The proposed law is strongly based on the benefits that this correction could provide to patients, who need to wait for the long time of analysis of ANS to have the benefits of access to new oral chemotherapy treatments, which are often approved by drug regulatory agencies in the Brazilian market . The correction also proposes to benefit the health system itself, since there would be a reduction in spending on hospitalizations, freeing resources from healthcare plans to treat patients with other diseases, in addition to reducing the occurrence of lawsuits related to access to medicines . In this context, the incorporation and expansion of access to oral chemotherapies is, therefore, a strategic alternative for the care of cancer patients and a possible improvement in the sustainability of the system.

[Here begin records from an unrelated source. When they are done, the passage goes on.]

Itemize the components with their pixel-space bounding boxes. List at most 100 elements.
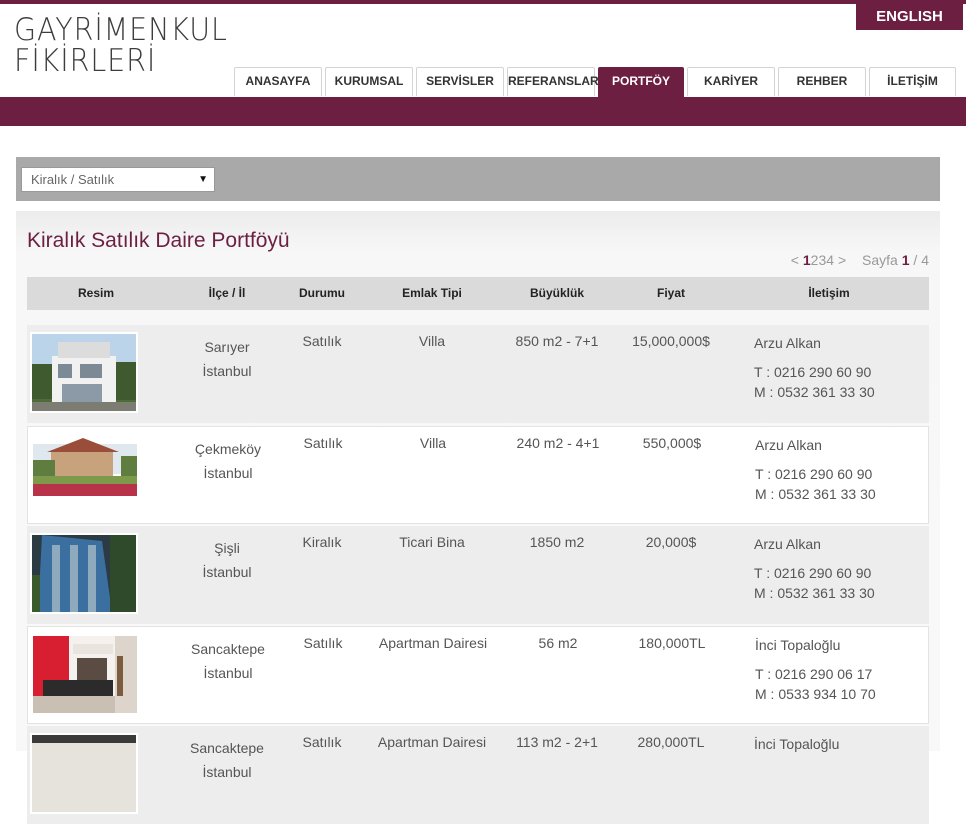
pager-next[interactable]: > [838, 252, 846, 268]
district: Sancaktepe [190, 740, 264, 756]
size-cell: 113 m2 - 2+1 [516, 734, 598, 750]
nav-anasayfa[interactable]: ANASAYFA [234, 67, 322, 96]
city: İstanbul [202, 564, 252, 580]
location-cell: Sancaktepe İstanbul [172, 736, 282, 784]
city: İstanbul [202, 764, 252, 780]
col-emlak-tipi: Emlak Tipi [402, 286, 462, 300]
agent-name: İnci Topaloğlu [754, 736, 840, 752]
property-photo[interactable] [31, 634, 139, 715]
type-cell: Ticari Bina [399, 534, 465, 550]
table-row[interactable]: Şişli İstanbul Kiralık Ticari Bina 1850 … [27, 526, 929, 624]
size-cell: 850 m2 - 7+1 [515, 333, 599, 349]
price-cell: 20,000$ [645, 534, 697, 550]
col-buyukluk: Büyüklük [529, 286, 584, 300]
table-header: Resim İlçe / İl Durumu Emlak Tipi Büyükl… [27, 277, 929, 310]
table-row[interactable]: Sancaktepe İstanbul Satılık Apartman Dai… [27, 726, 929, 824]
location-cell: Sancaktepe İstanbul [173, 637, 283, 685]
agent-name: İnci Topaloğlu [755, 637, 841, 653]
status-cell: Satılık [302, 333, 342, 349]
col-resim: Resim [77, 286, 115, 300]
logo[interactable]: GAYRİMENKUL FİKİRLERİ [14, 12, 228, 79]
phone: T : 0216 290 60 90 [754, 565, 872, 581]
agent-name: Arzu Alkan [754, 536, 821, 552]
pager-prev[interactable]: < [791, 252, 799, 268]
page-title: Kiralık Satılık Daire Portföyü [27, 229, 290, 252]
size-cell: 1850 m2 [529, 534, 585, 550]
district: Sarıyer [204, 339, 250, 355]
nav-rehber[interactable]: REHBER [778, 67, 866, 96]
price-cell: 550,000$ [642, 435, 702, 451]
location-cell: Sarıyer İstanbul [172, 335, 282, 383]
rent-sale-select-value: Kiralık / Satılık [31, 172, 115, 187]
col-fiyat: Fiyat [656, 286, 685, 300]
table-row[interactable]: Çekmeköy İstanbul Satılık Villa 240 m2 -… [27, 426, 929, 524]
mobile: M : 0532 361 33 30 [754, 585, 875, 601]
phone: T : 0216 290 60 90 [755, 466, 873, 482]
size-cell: 240 m2 - 4+1 [516, 435, 600, 451]
agent-name: Arzu Alkan [755, 437, 822, 453]
price-cell: 15,000,000$ [632, 333, 710, 349]
city: İstanbul [203, 465, 253, 481]
nav-iletisim[interactable]: İLETİŞİM [869, 67, 956, 96]
pager-separator: / [913, 252, 918, 268]
pager-current: 1 [901, 252, 910, 268]
top-accent-line [0, 0, 966, 4]
location-cell: Şişli İstanbul [172, 536, 282, 584]
type-cell: Villa [418, 333, 446, 349]
chevron-down-icon: ▼ [198, 174, 208, 185]
city: İstanbul [202, 363, 252, 379]
logo-line-2: FİKİRLERİ [14, 43, 157, 79]
mobile: M : 0532 361 33 30 [754, 384, 875, 400]
nav-kurumsal[interactable]: KURUMSAL [325, 67, 413, 96]
logo-line-1: GAYRİMENKUL [14, 12, 228, 48]
property-photo[interactable] [30, 332, 138, 413]
mobile: M : 0533 934 10 70 [755, 686, 876, 702]
size-cell: 56 m2 [538, 635, 578, 651]
contact-cell: Arzu Alkan T : 0216 290 60 90 M : 0532 3… [754, 333, 924, 402]
nav-referanslar[interactable]: REFERANSLAR [507, 67, 599, 96]
phone: T : 0216 290 06 17 [755, 666, 873, 682]
contact-cell: İnci Topaloğlu T : 0216 290 06 17 M : 05… [755, 635, 925, 704]
col-ilce-il: İlçe / İl [208, 286, 246, 300]
pagination: < 1234 > Sayfa 1 / 4 [791, 252, 929, 268]
header-band [0, 97, 966, 126]
price-cell: 280,000TL [637, 734, 705, 750]
status-cell: Satılık [303, 435, 343, 451]
pager-page-1[interactable]: 1 [803, 252, 811, 268]
agent-name: Arzu Alkan [754, 335, 821, 351]
district: Sancaktepe [191, 641, 265, 657]
pager-total: 4 [921, 252, 929, 268]
pager-page-label: Sayfa [862, 252, 898, 268]
property-photo[interactable] [30, 733, 138, 814]
rent-sale-select[interactable]: Kiralık / Satılık ▼ [21, 167, 215, 192]
status-cell: Satılık [302, 734, 342, 750]
english-language-button[interactable]: ENGLISH [856, 4, 963, 30]
portfolio-panel: Kiralık Satılık Daire Portföyü < 1234 > … [16, 211, 940, 824]
property-photo[interactable] [31, 434, 139, 515]
type-cell: Apartman Dairesi [378, 635, 488, 651]
type-cell: Villa [419, 435, 447, 451]
type-cell: Apartman Dairesi [377, 734, 487, 750]
city: İstanbul [203, 665, 253, 681]
nav-kariyer[interactable]: KARİYER [687, 67, 775, 96]
status-cell: Satılık [303, 635, 343, 651]
price-cell: 180,000TL [638, 635, 706, 651]
nav-portfoy[interactable]: PORTFÖY [598, 67, 684, 97]
filter-bar: Kiralık / Satılık ▼ [16, 157, 940, 201]
contact-cell: İnci Topaloğlu [754, 734, 924, 754]
location-cell: Çekmeköy İstanbul [173, 437, 283, 485]
district: Çekmeköy [194, 441, 262, 457]
phone: T : 0216 290 60 90 [754, 364, 872, 380]
mobile: M : 0532 361 33 30 [755, 486, 876, 502]
district: Şişli [214, 540, 240, 556]
property-photo[interactable] [30, 533, 138, 614]
col-durumu: Durumu [299, 286, 345, 300]
col-iletisim: İletişim [808, 286, 850, 300]
table-row[interactable]: Sarıyer İstanbul Satılık Villa 850 m2 - … [27, 325, 929, 423]
contact-cell: Arzu Alkan T : 0216 290 60 90 M : 0532 3… [755, 435, 925, 504]
table-row[interactable]: Sancaktepe İstanbul Satılık Apartman Dai… [27, 626, 929, 724]
nav-servisler[interactable]: SERVİSLER [416, 67, 504, 96]
contact-cell: Arzu Alkan T : 0216 290 60 90 M : 0532 3… [754, 534, 924, 603]
status-cell: Kiralık [302, 534, 342, 550]
pager-page-4[interactable]: 4 [826, 252, 834, 268]
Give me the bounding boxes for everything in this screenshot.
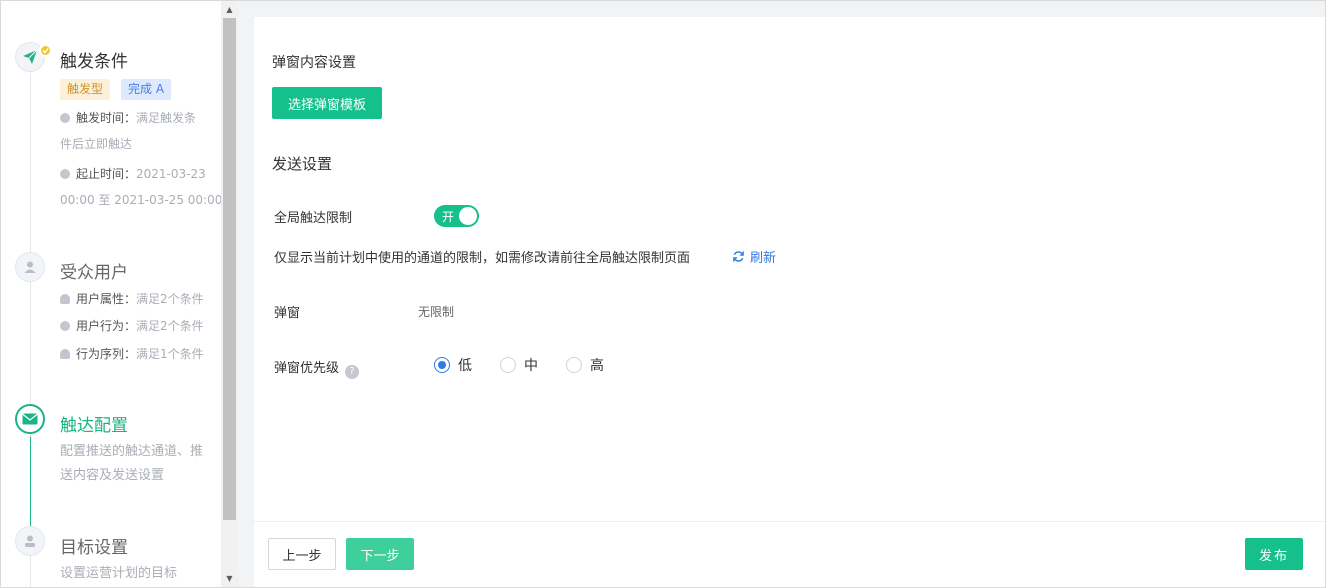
sidebar-scrollbar[interactable]: ▲ ▼ bbox=[221, 1, 238, 587]
radio-unchecked-icon bbox=[566, 357, 582, 373]
steps-sidebar: 触发条件 触发型 完成 A 触发时间：满足触发条 件后立即触达 起止时间：202… bbox=[1, 1, 221, 587]
trigger-time-key: 触发时间： bbox=[76, 111, 137, 125]
refresh-link[interactable]: 刷新 bbox=[732, 247, 776, 266]
scroll-down-arrow-icon[interactable]: ▼ bbox=[221, 570, 238, 587]
limit-hint-text: 仅显示当前计划中使用的通道的限制，如需修改请前往全局触达限制页面 bbox=[274, 251, 691, 266]
envelope-icon bbox=[15, 404, 45, 434]
goal-desc-line1: 设置运营计划的目标 bbox=[60, 566, 178, 581]
global-limit-label: 全局触达限制 bbox=[274, 211, 353, 226]
behavior-seq-key: 行为序列： bbox=[76, 347, 137, 361]
global-limit-toggle[interactable]: 开 bbox=[434, 205, 479, 227]
help-icon[interactable]: ? bbox=[345, 364, 360, 379]
publish-button[interactable]: 发布 bbox=[1245, 538, 1303, 570]
radio-unchecked-icon bbox=[500, 357, 516, 373]
trigger-event-tag: 完成 A bbox=[121, 79, 172, 100]
user-attr-value: 满足2个条件 bbox=[136, 292, 204, 306]
next-step-button[interactable]: 下一步 bbox=[346, 538, 414, 570]
refresh-icon bbox=[733, 251, 744, 262]
delivery-config-panel: 弹窗内容设置 选择弹窗模板 发送设置 全局触达限制 开 仅显示当前计划中使用的通… bbox=[254, 17, 1325, 521]
behavior-seq-info: 行为序列：满足1个条件 bbox=[60, 345, 204, 362]
select-template-button[interactable]: 选择弹窗模板 bbox=[272, 87, 382, 119]
period-key: 起止时间： bbox=[76, 167, 137, 181]
priority-high-label: 高 bbox=[590, 358, 604, 374]
priority-radio-low[interactable]: 低 bbox=[434, 355, 472, 375]
person-icon bbox=[60, 349, 70, 359]
channel-limit-value: 无限制 bbox=[418, 305, 455, 319]
toggle-knob bbox=[459, 207, 477, 225]
period-value: 2021-03-23 bbox=[136, 167, 206, 181]
trigger-time-value: 满足触发条 bbox=[136, 111, 197, 125]
refresh-label: 刷新 bbox=[750, 251, 777, 266]
period-cont: 00:00 至 2021-03-25 00:00 bbox=[60, 193, 221, 207]
scroll-thumb[interactable] bbox=[223, 18, 236, 520]
user-behavior-key: 用户行为： bbox=[76, 319, 137, 333]
trigger-time-info: 触发时间：满足触发条 bbox=[60, 109, 196, 126]
scroll-up-arrow-icon[interactable]: ▲ bbox=[221, 1, 238, 18]
radio-checked-icon bbox=[434, 357, 450, 373]
trigger-type-tag: 触发型 bbox=[60, 79, 111, 100]
behavior-seq-value: 满足1个条件 bbox=[136, 347, 204, 361]
toggle-on-text: 开 bbox=[442, 210, 455, 224]
priority-low-label: 低 bbox=[458, 358, 472, 374]
priority-medium-label: 中 bbox=[524, 358, 538, 374]
check-circle-icon bbox=[60, 321, 70, 331]
clock-icon bbox=[60, 169, 70, 179]
step-complete-icon bbox=[39, 44, 52, 57]
delivery-desc-line1: 配置推送的触达通道、推 bbox=[60, 444, 204, 459]
timeline-line-active bbox=[30, 437, 31, 527]
clock-icon bbox=[60, 113, 70, 123]
popup-priority-text: 弹窗优先级 bbox=[274, 361, 340, 376]
target-user-icon bbox=[15, 526, 45, 556]
step-title-audience[interactable]: 受众用户 bbox=[60, 258, 128, 283]
user-attr-key: 用户属性： bbox=[76, 292, 137, 306]
step-title-goal[interactable]: 目标设置 bbox=[60, 533, 128, 558]
step-title-trigger[interactable]: 触发条件 bbox=[60, 47, 128, 72]
popup-priority-label: 弹窗优先级? bbox=[274, 357, 360, 379]
users-icon bbox=[15, 252, 45, 282]
person-icon bbox=[60, 294, 70, 304]
step-title-delivery[interactable]: 触达配置 bbox=[60, 411, 128, 436]
channel-label: 弹窗 bbox=[274, 306, 301, 321]
user-attr-info: 用户属性：满足2个条件 bbox=[60, 290, 204, 307]
period-info: 起止时间：2021-03-23 bbox=[60, 165, 206, 182]
priority-radio-medium[interactable]: 中 bbox=[500, 355, 538, 375]
previous-step-button[interactable]: 上一步 bbox=[268, 538, 336, 570]
delivery-desc-line2: 送内容及发送设置 bbox=[60, 468, 165, 483]
trigger-time-cont: 件后立即触达 bbox=[60, 137, 133, 151]
action-footer: 上一步 下一步 发布 bbox=[254, 521, 1325, 587]
user-behavior-info: 用户行为：满足2个条件 bbox=[60, 317, 204, 334]
send-settings-title: 发送设置 bbox=[272, 155, 333, 173]
user-behavior-value: 满足2个条件 bbox=[136, 319, 204, 333]
priority-radio-high[interactable]: 高 bbox=[566, 355, 604, 375]
popup-content-title: 弹窗内容设置 bbox=[272, 55, 356, 71]
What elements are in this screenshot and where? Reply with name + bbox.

On the other hand, there are very important challenges to be considered, such as adhering to the treatment of oral therapy. As the treatment must be carried out continuously and appropriately by the patient at home, special monitoring by a multidisciplinary team is necessary, with guidance on the correct use and recognition of adverse reactions, in addition to encouraging patient coresponsibility and autonomy .
Thus, it is also essential to reinforce the concept and practice of “Pharmaceutical Assistance”, which consists of a set of actions for the promotion, protection and recovery of individual and collective health, with medicines as an essential element aiming to guarantee access to and rational use . In addition, proposals such as those presented by proposed law no. 6330, 2019, may suggest an immediate solution, if they are not planned and executed properly and may provoke an opposite effect to the proposed objective, putting at risk the sustainability of the system and the collective benefit.
In this context, it is essential that incorporations are based on studies of economic evaluation and budget impact, as well as on proven scientific evidence, which ensure collective gains and relevant clinical results for patients . All discussions related to the incorporation process of new drugs in the private healthcare system are essential to provoke changes in outdated structures, especially regarding the criteria and evaluation deadlines.
Conflicts of Interest
No conflict of interest relevant to this manuscript.